Para além do ser bom temporariamente, o Caracol prefere sonhar com o que ele possa vir a ser. Na criação teatral, proliferam afetos, talentos, reflexão e alegria como dimensões de poéticas pessoais. Houve tempo de seca, é bem verdade, de chão duro difícil de ser caminhado, com uma penosa aprendizagem. Era como se as ventanias quisessem despedaçar a casa do Caracol, e as chuvas obrigavam-no a ficar fechado em sua concha. Mas, como no universo na casca de noz de Hamlet, a poética shakespeariana possi- bilitou, também, a sua liberdade. Arrastando-se vagarosamente em ziguezagues, o Caracol encontrou seus colegas nos jardins de Epicuro. A solidão pode ser desejada, muitas vezes, mas não há nada melhor que um coletivo educador de convivência com a alegria, com a amorosidade e com boas doses de agitação. Assim, nasce uma curiosidade epistemológica, que, na linguagem simples do Caracol, consiste numa aventura intelectual que não seja tão difícil, mas essencialmente, “que estudar seja um dever revolucionário, talvez exigente, mas gostoso desde o começo” (FREIRE, 1995, p. 94).

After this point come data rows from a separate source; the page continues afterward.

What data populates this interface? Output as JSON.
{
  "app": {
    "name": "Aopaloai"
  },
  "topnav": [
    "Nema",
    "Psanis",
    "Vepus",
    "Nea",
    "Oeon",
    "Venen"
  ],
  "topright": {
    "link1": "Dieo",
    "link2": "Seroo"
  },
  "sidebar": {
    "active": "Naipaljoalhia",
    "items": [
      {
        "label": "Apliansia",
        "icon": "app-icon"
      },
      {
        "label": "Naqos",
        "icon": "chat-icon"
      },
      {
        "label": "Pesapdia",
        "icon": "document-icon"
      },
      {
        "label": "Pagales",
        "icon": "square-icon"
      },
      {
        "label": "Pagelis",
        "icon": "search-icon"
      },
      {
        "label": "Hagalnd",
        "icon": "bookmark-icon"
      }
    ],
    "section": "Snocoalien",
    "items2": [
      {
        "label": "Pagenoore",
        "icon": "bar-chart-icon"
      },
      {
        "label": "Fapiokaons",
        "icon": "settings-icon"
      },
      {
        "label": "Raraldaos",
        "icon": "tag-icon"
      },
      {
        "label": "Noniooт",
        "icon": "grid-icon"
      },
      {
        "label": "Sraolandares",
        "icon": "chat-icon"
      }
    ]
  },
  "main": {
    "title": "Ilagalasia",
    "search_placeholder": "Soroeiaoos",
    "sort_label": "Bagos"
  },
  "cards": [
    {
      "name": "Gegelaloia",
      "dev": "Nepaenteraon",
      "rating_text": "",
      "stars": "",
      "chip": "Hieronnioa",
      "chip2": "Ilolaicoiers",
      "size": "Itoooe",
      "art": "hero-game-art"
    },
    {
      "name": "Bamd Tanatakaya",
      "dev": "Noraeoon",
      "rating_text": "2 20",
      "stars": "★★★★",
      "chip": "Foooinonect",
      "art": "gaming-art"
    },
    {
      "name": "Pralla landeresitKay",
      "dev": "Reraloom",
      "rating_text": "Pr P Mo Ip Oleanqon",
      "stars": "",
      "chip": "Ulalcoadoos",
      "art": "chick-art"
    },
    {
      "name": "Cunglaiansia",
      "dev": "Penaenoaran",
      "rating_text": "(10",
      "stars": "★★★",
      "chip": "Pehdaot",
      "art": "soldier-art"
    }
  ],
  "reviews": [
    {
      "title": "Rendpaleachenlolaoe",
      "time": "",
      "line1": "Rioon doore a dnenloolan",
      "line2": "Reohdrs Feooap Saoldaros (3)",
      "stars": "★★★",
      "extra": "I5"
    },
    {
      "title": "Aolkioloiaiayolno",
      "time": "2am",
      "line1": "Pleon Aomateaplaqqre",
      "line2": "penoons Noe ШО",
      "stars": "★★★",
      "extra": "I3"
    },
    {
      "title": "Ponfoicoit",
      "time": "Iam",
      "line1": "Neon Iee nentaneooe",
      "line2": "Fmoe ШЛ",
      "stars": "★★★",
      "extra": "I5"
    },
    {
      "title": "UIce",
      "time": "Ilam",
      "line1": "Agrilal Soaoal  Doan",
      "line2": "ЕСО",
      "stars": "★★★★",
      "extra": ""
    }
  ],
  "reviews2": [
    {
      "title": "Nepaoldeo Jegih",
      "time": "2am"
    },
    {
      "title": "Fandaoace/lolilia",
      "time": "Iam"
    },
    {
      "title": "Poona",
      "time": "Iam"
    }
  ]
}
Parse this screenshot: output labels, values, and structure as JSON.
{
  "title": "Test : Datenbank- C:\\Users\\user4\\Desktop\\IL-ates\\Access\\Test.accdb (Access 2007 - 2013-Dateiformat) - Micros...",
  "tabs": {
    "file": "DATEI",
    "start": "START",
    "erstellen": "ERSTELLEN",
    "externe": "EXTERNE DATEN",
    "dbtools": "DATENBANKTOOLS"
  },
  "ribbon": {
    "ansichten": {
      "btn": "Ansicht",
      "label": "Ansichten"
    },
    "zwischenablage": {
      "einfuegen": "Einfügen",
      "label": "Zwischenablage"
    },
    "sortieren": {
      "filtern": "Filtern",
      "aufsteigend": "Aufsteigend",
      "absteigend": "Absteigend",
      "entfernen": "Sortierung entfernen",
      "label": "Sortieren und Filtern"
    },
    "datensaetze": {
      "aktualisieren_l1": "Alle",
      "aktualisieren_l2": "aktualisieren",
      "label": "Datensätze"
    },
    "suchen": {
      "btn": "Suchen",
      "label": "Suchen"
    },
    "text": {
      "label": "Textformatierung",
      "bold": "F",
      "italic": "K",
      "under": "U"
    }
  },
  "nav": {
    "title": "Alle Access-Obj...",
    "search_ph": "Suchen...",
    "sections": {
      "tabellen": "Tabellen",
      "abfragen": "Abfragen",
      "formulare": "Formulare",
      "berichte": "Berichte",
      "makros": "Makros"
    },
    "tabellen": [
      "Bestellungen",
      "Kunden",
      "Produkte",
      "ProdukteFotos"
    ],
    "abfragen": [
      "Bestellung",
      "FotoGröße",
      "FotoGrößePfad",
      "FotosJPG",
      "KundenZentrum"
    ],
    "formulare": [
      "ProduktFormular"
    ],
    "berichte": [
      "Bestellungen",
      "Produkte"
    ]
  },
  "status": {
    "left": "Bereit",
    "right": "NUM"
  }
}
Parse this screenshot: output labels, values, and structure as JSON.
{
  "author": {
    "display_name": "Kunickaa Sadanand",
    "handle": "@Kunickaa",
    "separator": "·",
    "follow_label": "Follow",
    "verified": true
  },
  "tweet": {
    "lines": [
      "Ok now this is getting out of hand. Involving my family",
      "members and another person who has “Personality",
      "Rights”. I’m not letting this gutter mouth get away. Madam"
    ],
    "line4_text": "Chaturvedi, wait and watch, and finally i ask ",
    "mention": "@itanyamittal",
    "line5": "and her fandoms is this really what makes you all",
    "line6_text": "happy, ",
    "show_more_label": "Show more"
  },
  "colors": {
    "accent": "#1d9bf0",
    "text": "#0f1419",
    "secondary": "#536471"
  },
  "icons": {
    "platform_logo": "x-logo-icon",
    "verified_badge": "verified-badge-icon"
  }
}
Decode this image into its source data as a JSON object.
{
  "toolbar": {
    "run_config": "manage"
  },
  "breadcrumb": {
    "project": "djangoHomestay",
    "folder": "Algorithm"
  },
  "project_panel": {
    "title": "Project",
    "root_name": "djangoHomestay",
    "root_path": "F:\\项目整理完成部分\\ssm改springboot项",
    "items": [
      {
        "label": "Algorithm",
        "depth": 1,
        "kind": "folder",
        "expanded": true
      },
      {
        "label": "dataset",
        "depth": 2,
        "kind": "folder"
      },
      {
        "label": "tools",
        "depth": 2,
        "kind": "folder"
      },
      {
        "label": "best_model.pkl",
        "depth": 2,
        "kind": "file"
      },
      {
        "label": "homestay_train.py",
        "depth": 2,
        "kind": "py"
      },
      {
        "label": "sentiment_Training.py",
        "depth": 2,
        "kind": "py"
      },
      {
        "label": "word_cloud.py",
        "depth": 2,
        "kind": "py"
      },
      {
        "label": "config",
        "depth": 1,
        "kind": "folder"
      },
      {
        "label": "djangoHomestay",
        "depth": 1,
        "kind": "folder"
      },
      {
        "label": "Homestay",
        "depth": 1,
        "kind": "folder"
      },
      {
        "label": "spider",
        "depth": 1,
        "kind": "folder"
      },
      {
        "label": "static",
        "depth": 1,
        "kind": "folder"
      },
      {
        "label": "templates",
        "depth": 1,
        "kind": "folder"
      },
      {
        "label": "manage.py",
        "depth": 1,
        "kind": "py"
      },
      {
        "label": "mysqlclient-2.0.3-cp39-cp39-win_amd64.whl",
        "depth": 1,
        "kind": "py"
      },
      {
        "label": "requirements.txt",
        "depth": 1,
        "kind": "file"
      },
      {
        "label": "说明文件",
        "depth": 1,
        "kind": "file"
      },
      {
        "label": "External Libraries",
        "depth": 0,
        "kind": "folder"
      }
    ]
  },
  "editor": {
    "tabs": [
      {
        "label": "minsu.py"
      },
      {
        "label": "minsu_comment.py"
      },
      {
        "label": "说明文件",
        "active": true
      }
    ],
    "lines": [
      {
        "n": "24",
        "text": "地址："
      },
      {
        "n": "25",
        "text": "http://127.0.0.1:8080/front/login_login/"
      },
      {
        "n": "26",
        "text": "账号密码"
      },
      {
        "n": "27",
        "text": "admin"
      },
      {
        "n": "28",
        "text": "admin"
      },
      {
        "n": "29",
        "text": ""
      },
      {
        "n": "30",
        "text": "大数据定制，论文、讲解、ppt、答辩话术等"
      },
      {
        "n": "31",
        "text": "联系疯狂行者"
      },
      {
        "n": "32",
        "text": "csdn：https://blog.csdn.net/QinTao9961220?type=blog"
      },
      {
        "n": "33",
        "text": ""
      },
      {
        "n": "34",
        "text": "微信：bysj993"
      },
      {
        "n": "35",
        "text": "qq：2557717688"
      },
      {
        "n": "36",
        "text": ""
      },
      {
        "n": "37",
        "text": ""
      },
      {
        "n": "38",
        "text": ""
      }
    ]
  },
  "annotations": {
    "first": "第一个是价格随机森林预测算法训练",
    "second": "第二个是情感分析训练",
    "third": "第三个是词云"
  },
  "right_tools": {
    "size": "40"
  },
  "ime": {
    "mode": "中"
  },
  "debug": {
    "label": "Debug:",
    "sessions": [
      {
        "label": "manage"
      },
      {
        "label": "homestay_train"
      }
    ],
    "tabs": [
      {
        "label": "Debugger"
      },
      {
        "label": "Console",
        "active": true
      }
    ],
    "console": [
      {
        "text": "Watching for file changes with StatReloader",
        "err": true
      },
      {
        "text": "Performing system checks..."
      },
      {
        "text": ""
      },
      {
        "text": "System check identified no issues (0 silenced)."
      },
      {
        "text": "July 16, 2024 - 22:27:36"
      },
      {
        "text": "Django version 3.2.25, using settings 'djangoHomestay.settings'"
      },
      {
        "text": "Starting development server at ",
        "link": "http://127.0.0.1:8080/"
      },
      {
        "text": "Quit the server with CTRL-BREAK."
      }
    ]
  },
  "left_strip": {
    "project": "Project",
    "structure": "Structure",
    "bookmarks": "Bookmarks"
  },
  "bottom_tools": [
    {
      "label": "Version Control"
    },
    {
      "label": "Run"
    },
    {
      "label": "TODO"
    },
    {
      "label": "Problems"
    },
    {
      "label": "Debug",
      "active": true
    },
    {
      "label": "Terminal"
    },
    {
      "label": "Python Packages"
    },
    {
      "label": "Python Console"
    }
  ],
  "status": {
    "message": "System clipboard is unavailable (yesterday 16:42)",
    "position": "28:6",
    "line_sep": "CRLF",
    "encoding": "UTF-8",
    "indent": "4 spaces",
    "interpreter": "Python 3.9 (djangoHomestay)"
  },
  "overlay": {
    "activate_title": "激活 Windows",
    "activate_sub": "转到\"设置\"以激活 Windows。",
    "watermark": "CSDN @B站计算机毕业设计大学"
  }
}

Na educação do teatro, a subjetividade e a objetividade são duas linguagens em constante interação no ambiente. Mas não é a diretora ou o teatrólogo que deve mandar o tempo inteiro. Os desejos, emoções e poéticas de cada ator, e de cada atriz, são temperos essenciais nesta pedagogia da liberdade. Aqui, vale a proposta da poética pessoal do Caracol, que, interligada com o exterior, relaciona-se com a dinâmica da vivência coletiva num mundo de imersões, expressões corporais, liberdade de ação e altas doses de paixão. O ensaio é fundamental, mas a improvisação também favorece a criatividade, e não há nada melhor que repre- sentar uma peça com figurino consistente ao modelo de uma época. Peças clássicas são importantes, mas é preciso “dizer o que foi dito, e mesmo o que não foi dito de um modo nosso, imediato, direto, que responda aos modos de sentir e que todo mundo compreenda” (ARTAUD, 1999, p. 93). Precisamos de algo para ressoar dentro de nós, que reflita aquilo que somos e que dialogue com o mundo em que vivemos. E o mundo não o é, ele está sendo (FREIRE, 1995).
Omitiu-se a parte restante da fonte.